Bien entendu l'auteure parle aussi de la collaboration Dumas-Maquet, si elle reconnait que son rôle est primordial, les deux écrivains s'apporteront mutuellement des éléments pendant ces 10 ans de collaboration (Dumas osera faire des sagas, les romans qu'il écrit, avant sa rencontre avec Maquet, sont plus des tentatives des expérimentations, ils sont relativement courts si on les compare à ceux qu'il écrira plus tard avec ou sans Maquet, et Maquet pendant ces 10 ans aura appris à écrire comme Dumas, d'ailleurs dans "la Belle Gabrielle" l'un des romans de Maquet seul, et seul que j'ai lu, publié après la collaboration, on retrouve certaines "techniques" de Dumas, présentes dès ses premiers essais romanesques "Le capitaine Paul", Pauline", "Acté", exemples: faire intervenir le personnage principal avant de le présenter, démarrer l'action rapidement, garder l'attention du lecteur.), d'ailleurs pour l'auteure le fait que Maquet soit resté 10 ans avec Dumas n'est pas une preuve du talent du "nègre", car Maquet aurait pu rompre sa collaboration avec Dumas et se lancer lui-même, pourquoi rester 10 ans dans l'ombre?
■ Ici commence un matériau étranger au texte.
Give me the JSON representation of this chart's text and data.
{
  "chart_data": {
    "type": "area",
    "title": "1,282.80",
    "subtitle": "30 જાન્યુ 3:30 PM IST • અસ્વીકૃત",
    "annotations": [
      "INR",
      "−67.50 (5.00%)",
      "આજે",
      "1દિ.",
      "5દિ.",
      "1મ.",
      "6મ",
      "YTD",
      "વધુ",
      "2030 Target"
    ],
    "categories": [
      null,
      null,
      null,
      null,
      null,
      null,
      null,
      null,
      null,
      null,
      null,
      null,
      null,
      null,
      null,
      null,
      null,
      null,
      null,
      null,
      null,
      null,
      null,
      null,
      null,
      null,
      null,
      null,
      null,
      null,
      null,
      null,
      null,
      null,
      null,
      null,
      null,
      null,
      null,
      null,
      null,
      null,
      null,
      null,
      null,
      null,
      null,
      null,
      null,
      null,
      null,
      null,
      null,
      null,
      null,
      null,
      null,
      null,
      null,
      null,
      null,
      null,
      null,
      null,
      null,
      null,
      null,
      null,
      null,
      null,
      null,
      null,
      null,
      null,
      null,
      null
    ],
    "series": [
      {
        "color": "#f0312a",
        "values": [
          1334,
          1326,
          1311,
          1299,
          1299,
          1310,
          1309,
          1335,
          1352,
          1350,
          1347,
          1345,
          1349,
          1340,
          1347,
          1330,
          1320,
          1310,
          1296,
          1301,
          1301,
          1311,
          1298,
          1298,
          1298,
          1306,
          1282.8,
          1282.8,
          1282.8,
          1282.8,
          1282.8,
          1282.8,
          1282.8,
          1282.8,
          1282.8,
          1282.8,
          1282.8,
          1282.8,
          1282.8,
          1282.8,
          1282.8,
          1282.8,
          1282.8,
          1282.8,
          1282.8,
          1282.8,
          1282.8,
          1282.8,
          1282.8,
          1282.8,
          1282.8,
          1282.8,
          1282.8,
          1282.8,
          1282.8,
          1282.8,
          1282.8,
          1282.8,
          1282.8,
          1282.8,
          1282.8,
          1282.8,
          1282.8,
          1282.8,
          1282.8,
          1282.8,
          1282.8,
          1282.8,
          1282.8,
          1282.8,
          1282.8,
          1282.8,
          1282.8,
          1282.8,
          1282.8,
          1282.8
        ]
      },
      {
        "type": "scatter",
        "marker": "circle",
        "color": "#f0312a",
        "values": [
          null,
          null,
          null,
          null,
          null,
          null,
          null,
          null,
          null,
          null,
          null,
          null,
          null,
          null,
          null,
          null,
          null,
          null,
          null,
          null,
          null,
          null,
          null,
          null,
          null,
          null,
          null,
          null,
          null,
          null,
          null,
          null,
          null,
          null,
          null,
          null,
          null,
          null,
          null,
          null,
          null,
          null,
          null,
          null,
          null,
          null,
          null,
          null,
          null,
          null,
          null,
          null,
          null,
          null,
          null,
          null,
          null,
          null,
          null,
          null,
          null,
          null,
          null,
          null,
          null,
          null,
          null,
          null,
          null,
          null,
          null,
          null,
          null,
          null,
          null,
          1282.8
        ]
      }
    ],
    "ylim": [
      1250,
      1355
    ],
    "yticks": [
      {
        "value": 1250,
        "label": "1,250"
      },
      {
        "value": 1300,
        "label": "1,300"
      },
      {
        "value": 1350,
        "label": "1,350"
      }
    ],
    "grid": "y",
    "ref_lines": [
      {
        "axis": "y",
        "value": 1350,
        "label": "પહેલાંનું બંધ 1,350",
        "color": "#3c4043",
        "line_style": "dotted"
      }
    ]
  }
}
La signature de Dumas fait vendre et elle est mieux cotée que la sienne (qui n'est pas cotée du tout puisque quand Dumas a voulu vendre leur premier roman en commun "Le Chevalier d'Harmenthal" le directeur du journal a refusé la double signature plus courante au théâtre en disant qu'un roman signé Dumas serait plus populaire qu'un roman signé Dumas-Maquet et donc rapporterait plus d'argent, donc Dumas signe seul et il convient avec Maquet d'un arrangement financier) et tant que Dumas lui verse son dû tout va bien entre eux.

Ensuite l'auteur parle (enfin) des "Trois mousquetaires" et de ses suites raconte le contexte, le travail de Maquet, apporter des idées, fournir la documentation et faire un premier jet que Dumas réécrit entièrement en amplifiant ou en réduisant le travail de Maquet, mais l'auteur insiste bien que même si Maquet a effectué la documentation et le premier jet, Dumas contrôle la rédaction du début à la fin (en tout cas pour les "Trois Mousquetaires" et "Vingt ans après"), pour "le Vicomte de Bragelonne" c'est plus délicat la Révolution de 1848 est imminente et Dumas y voit un aboutissement à ses ambitions politiques et délaisse l'écriture de son roman ne sachant pas comment le terminer, les éditeurs pressent Maquet de faire avancer le travail, mais c'est Dumas qui tuera Porthos (voir le témoignage de son fils qui l'a surpris devant sa table de travail en pleurs: "Je viens de tuer Porthos") Athos et Bragelonne, mais il ne veut pas tuer d'Artagnan et les éditeurs n'aiment pas la fin, ils demandent donc à Maquet de "tuer" d'Artagnan ce qu'il fait, bien que Dumas écrive lui même les dernières lignes du roman.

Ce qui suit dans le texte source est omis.